Meskipun demikian, yang perlu
disadari sejak awal adalah sebelum Gereja menjalankan perannya sebagai duta kerahiman
dan belas kasih Allah di tengah dunia, ia terlebih dahulu mempraktikkan atau
menerapkan kerahiman dan belas kasih itu dalam lingkungannya sendiri. Relasi
yang terjalin antarsesama anggota Gereja, misalnya harus dilandasi rasa cinta
dan penuh belas kasih. Demikian pula dengan segala kegiatan pastoral yang
memang sepatutnya terungkap dalam kelemahlembutan dan bela rasa. Semangat untuk
menunjukkan kemurahan hati hendaknya juga tidak pudar. Dalam hal ini, Gereja
sendiri perlu mengukuhkan perannya sebagai duta kerahiman dan belas kasih Allah
itu dengan meneladani Allah Bapa yang Maharahim dan Yesus Kristus yang murah
hati dan penuh belas kasih.
Pengukuhan terhadap peran yang amat
mulia dari Gereja itu hanya dapat dilakukan apabila Gereja terus-menerus
membekali diri dengan penerimaan sakramen-sakramen. Sakramen-sakramen adalah bentuk pernyataan kasih Allah dan pengungkapan
iman Gereja. Melalui sakramen-sakramen tersebut, Allah menyalurkan rahmat atau
kerahiman-Nya kepada Gereja. Rahmat atau kerahiman itu sendiri adalah misteri kasih
pribadi Allah yang mengatasi segala pikiran dan angan-angan manusia. Dengan
menerima rahmat berarti manusia diterima sebagai anak dan dibuat “serupa dengan
gambaran anak-Nya” (Rm 8:29), yakni Yesus Kristus, dan selanjutnya bersatu-padu
dengan Kristus, oleh Roh Kudus, dalam penyerahan-Nya kepada Bapa. Karena
merupakan kasih Allah, rahmat tidak pernah berarti paksaan, tetapi selalu
mengandaikan jawaban bebas dari manusia terhadap kasih-kerahiman Allah. Jawaban
manusia itulah yang disebut iman.[2]
Bertolak dari
pemahaman dasariah tersebut, KV II lalu melihat sakramen-sakramen sebagai tanda
iman (sakramen iman). Artinya, sakramen-sakramen tidak hanya
dirayakan dengan iman ataupun mengandaikan iman si penerima[3],
tetapi juga dapat menumbuhkan, menguatkan, serta
mengungkapkan iman melalui kata-kata dan hal-hal lain, seperti benda, isyarat,
atau perbuatan (bdk. SC 59).[4]
Dengan merayakan sakramen, Gereja mengakui iman yang diterimanya dari para
rasul. Dalam arti ini, makna simbolik dari sakramen-sakramen tersebut tampak
sangat jelas.
Walaupun
sakramen-sakramen tersebut adalah sakramen-sakramen iman, dapat juga dikatakan
bahwa iman itu sendiri memiliki sebuah struktur sakramental. Bangkitnya iman
dihubungkan dengan munculnya pengertian sakramental yang baru dalam kehidupan
kita sebagai manusia dan sebagai umat Kristiani, yang di dalamnya
realitas-realitas yang kelihatan dan yang bersifat materi dilihat untuk
menandai yang melampaui diri mereka sendiri, kepada misteri kekekalan. Iman yang
dihidupkan kembali tersebut tentu mengarahkan manusia beriman kristiani untuk
menampilkan wajah Allah yang penuh kerahiman dan belas kasih kepada dunia.

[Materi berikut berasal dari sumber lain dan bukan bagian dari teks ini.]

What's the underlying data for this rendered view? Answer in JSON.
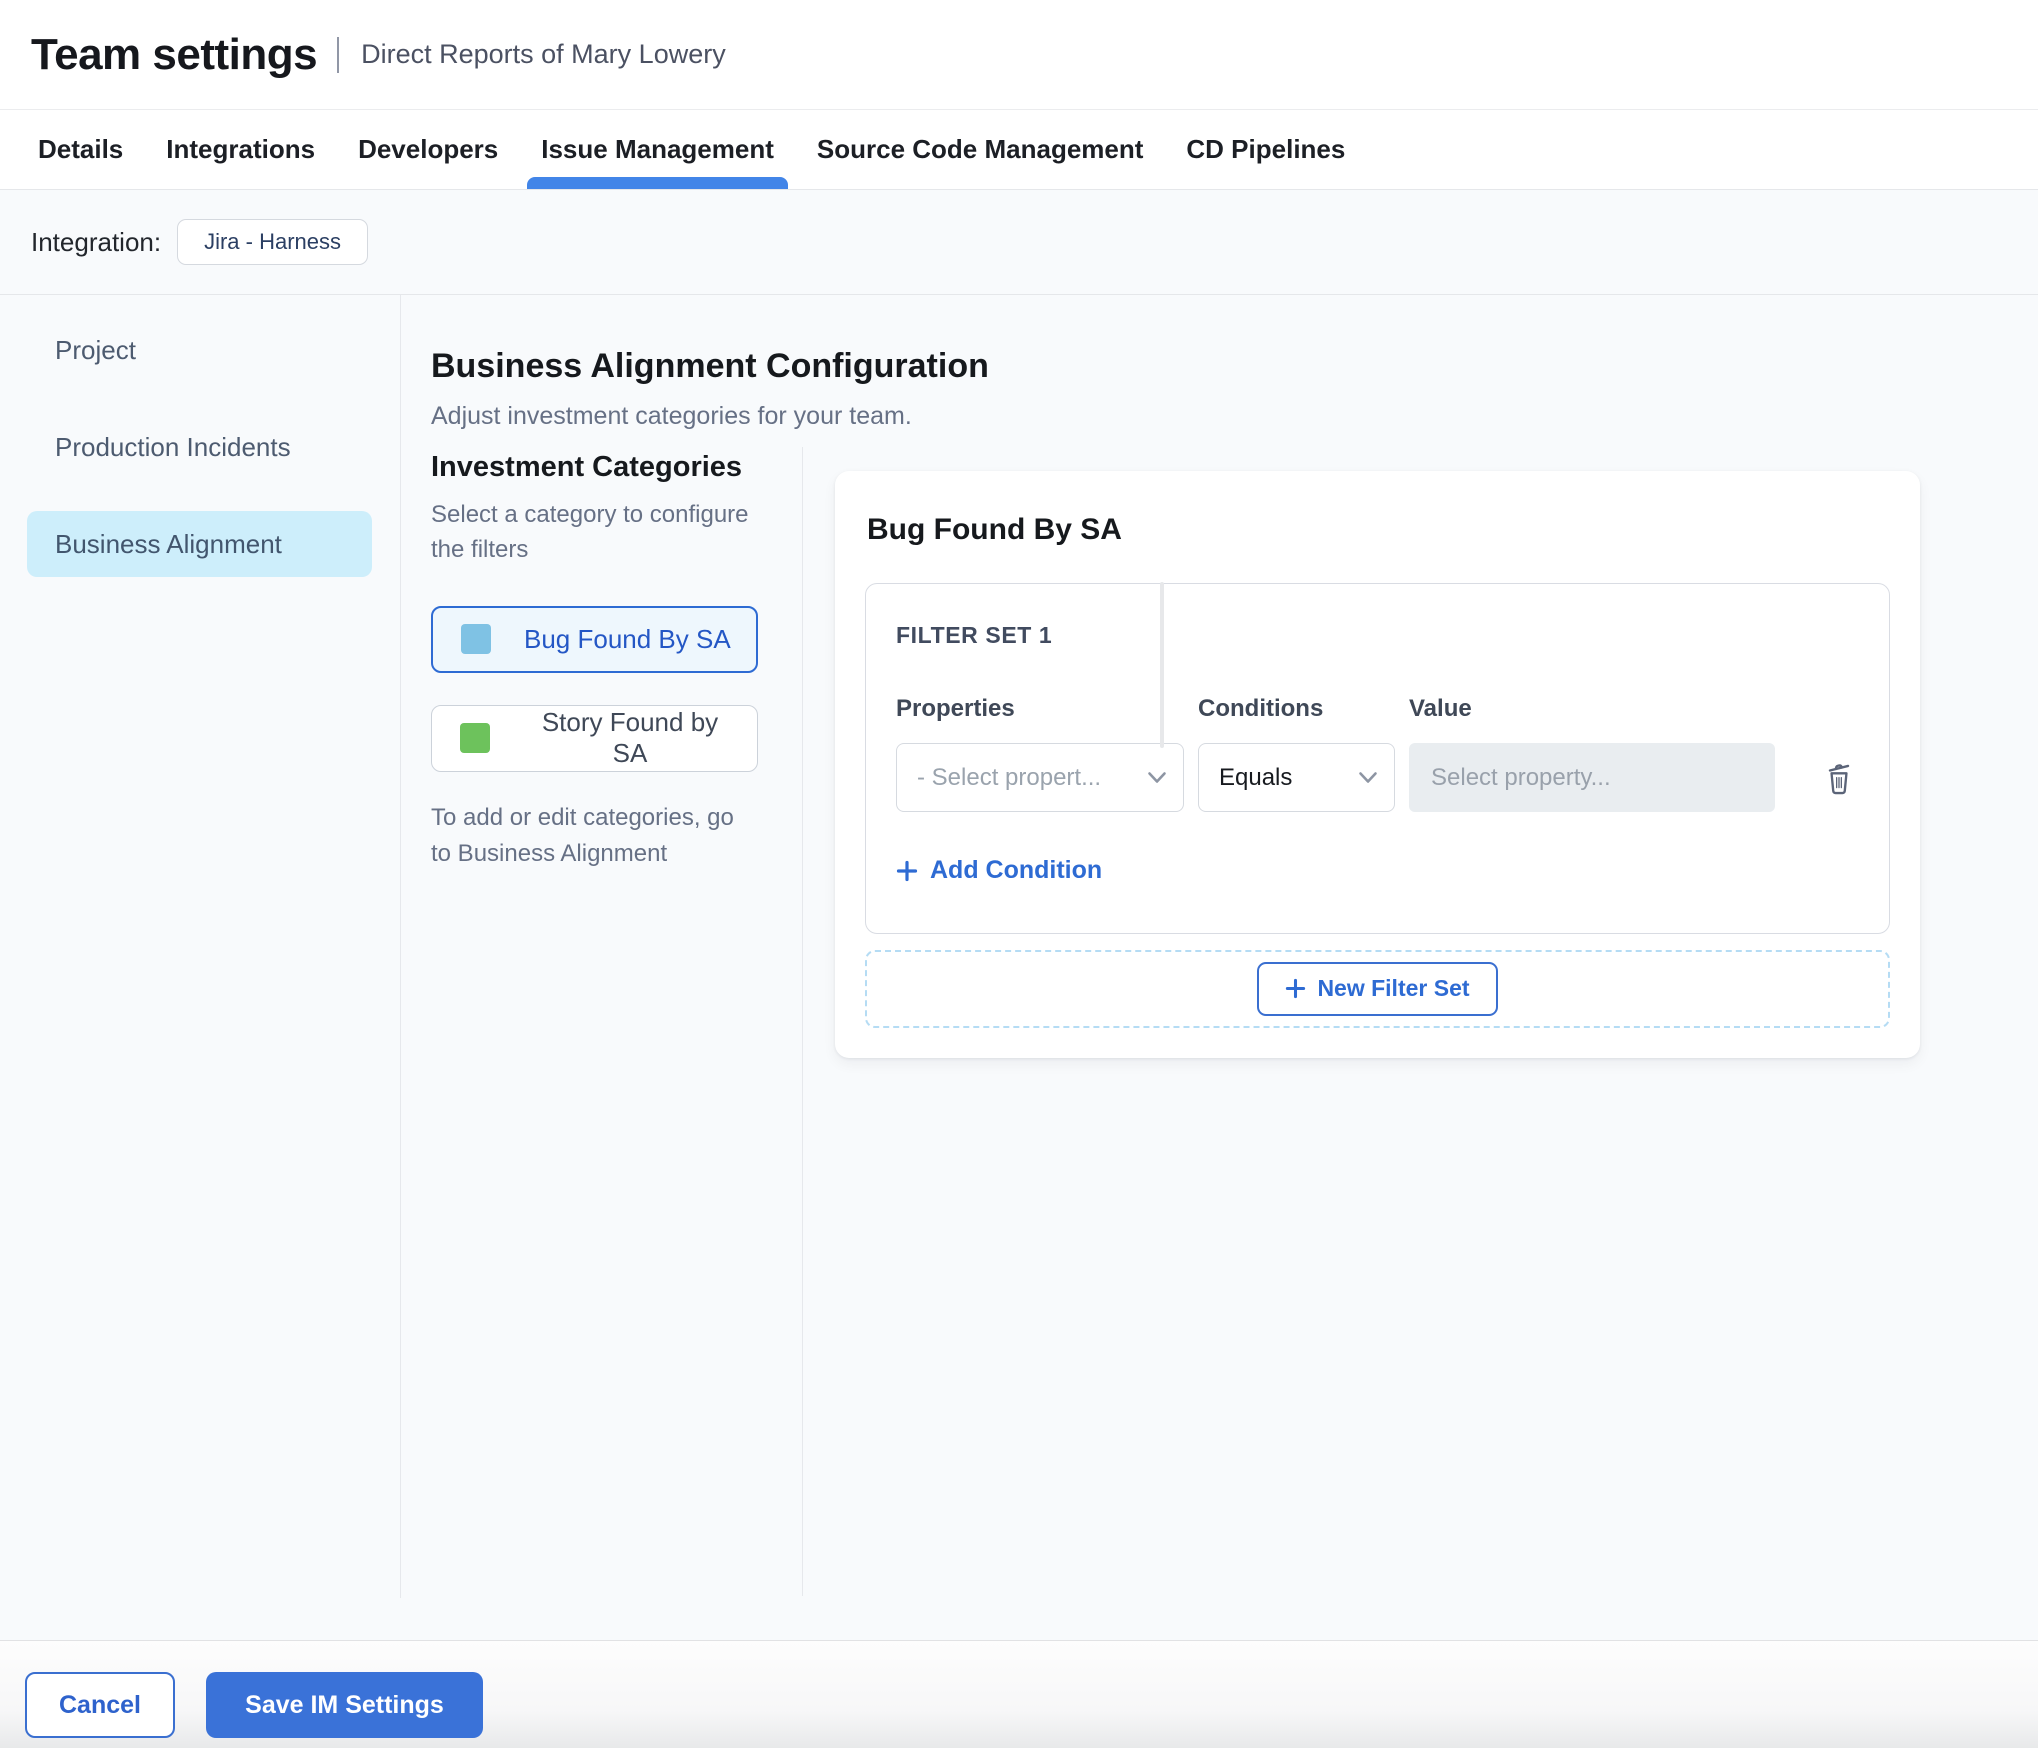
{
  "header": {
    "title": "Team settings",
    "subtitle": "Direct Reports of Mary Lowery"
  },
  "tabs": [
    {
      "label": "Details",
      "active": false
    },
    {
      "label": "Integrations",
      "active": false
    },
    {
      "label": "Developers",
      "active": false
    },
    {
      "label": "Issue Management",
      "active": true
    },
    {
      "label": "Source Code Management",
      "active": false
    },
    {
      "label": "CD Pipelines",
      "active": false
    }
  ],
  "integration": {
    "label": "Integration:",
    "chip": "Jira - Harness"
  },
  "sidebar": {
    "items": [
      {
        "label": "Project",
        "selected": false
      },
      {
        "label": "Production Incidents",
        "selected": false
      },
      {
        "label": "Business Alignment",
        "selected": true
      }
    ]
  },
  "main": {
    "title": "Business Alignment Configuration",
    "subtitle": "Adjust investment categories for your team.",
    "categories": {
      "heading": "Investment Categories",
      "hint": "Select a category to configure the filters",
      "items": [
        {
          "label": "Bug Found By SA",
          "swatch_color": "#7fc2e4",
          "selected": true
        },
        {
          "label": "Story Found by SA",
          "swatch_color": "#6dc25c",
          "selected": false
        }
      ],
      "note": "To add or edit categories, go to Business Alignment"
    },
    "filter_panel": {
      "title": "Bug Found By SA",
      "filter_set_label": "FILTER SET 1",
      "columns": [
        "Properties",
        "Conditions",
        "Value"
      ],
      "property_placeholder": "- Select propert...",
      "condition_value": "Equals",
      "value_placeholder": "Select property...",
      "add_condition_label": "Add Condition",
      "new_filter_set_label": "New Filter Set"
    }
  },
  "footer": {
    "cancel_label": "Cancel",
    "save_label": "Save IM Settings"
  },
  "colors": {
    "accent_blue": "#3a72d8",
    "link_blue": "#2e6bd3",
    "tab_underline": "#4285e8",
    "sidebar_selected_bg": "#cdeefb",
    "category_selected_bg": "#eef7fd",
    "swatch_bug": "#7fc2e4",
    "swatch_story": "#6dc25c"
  }
}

Dengan bertindak sebagai sakramen kerahiman dan belas kasih Allah, Gereja telah
membantu mengharmonisasikan kembali ketidateraturan dunia saat ini. Itu
merupakan sebuah jalan keniscayaan yang jika ditempuh akan memperbarui seluruh
wajah dunia yang penuh dengan pelbagai masalah sebagai manifestasi nyata dari
kejahatan.
Daftar
Pustaka
Dister, Nico Syukur. Teologi Sistematika 2: Ekonomi Keselamatan,
Kompendium Sepuluh Cabang Berakar Biblika dan Berbatang Patristika. Yogyakarta:
Kanisius, 2004.
Konferensi Wali Gereja Indonesia. Iman Katolik: Buku Informasi dan Referensi. Yogyakarta: Kanisius, 1996.
Konferensi Wali Gereja Indonesia. Dives In Misericordia (Kaya dalam Kerahiman)
dan Misericordiae Vultus (Wajah Kerahiman). Jakarta: Departemen Dokumentasi
dan Penerangan KWI, 2016.
Martasudjita, E. Sakramen-sakramen Gereja: Tinjauan
Teologis, Liturgis, dan Pastoral. Yogyakarta: Kanisius, 2003.
Tarigan, Jacobus. Kerahiman: Jatidiri Kristiani. Jakarta: OBOR. 2015
[1]
Tulisan sederhana ini lebih
merupakan refleksi penulis terhadap makna sakramen sebagai kerahiman dan belas
kasih Allah, sebagaimana yang termuat dalam dokumen-dokumen gereja (Ensiklik Dives In Misericordia dan Bulla Misericordiae Vultus), dan juga yang
diulas secara sangat menarik dalam: Jacobus Tarigan. 2015. Kerahiman: Jatidiri Kristiani. Jakarta: OBOR.
[2]
Konferensi Wali Gereja Indonesia, Iman Katolik: Buku Informasi dan Referensi (Yogyakarta:
Kanisius, 1996), hal. 397.
[3]
E. Martasudjita, Sakramen-sakramen Gereja: Tinjauan Teologis, Liturgis, dan Pastoral
(Yogyakarta: Kanisius, 2003), hal. 172.
[4]
Nico Syukur Dister, Teologi
Sistematika 2: Ekonomi Keselamatan, Kompendium Sepuluh Cabang Berakar Biblika
dan Berbatang Patristika (Yogyakarta: Kanisius, 2004), hal. 367.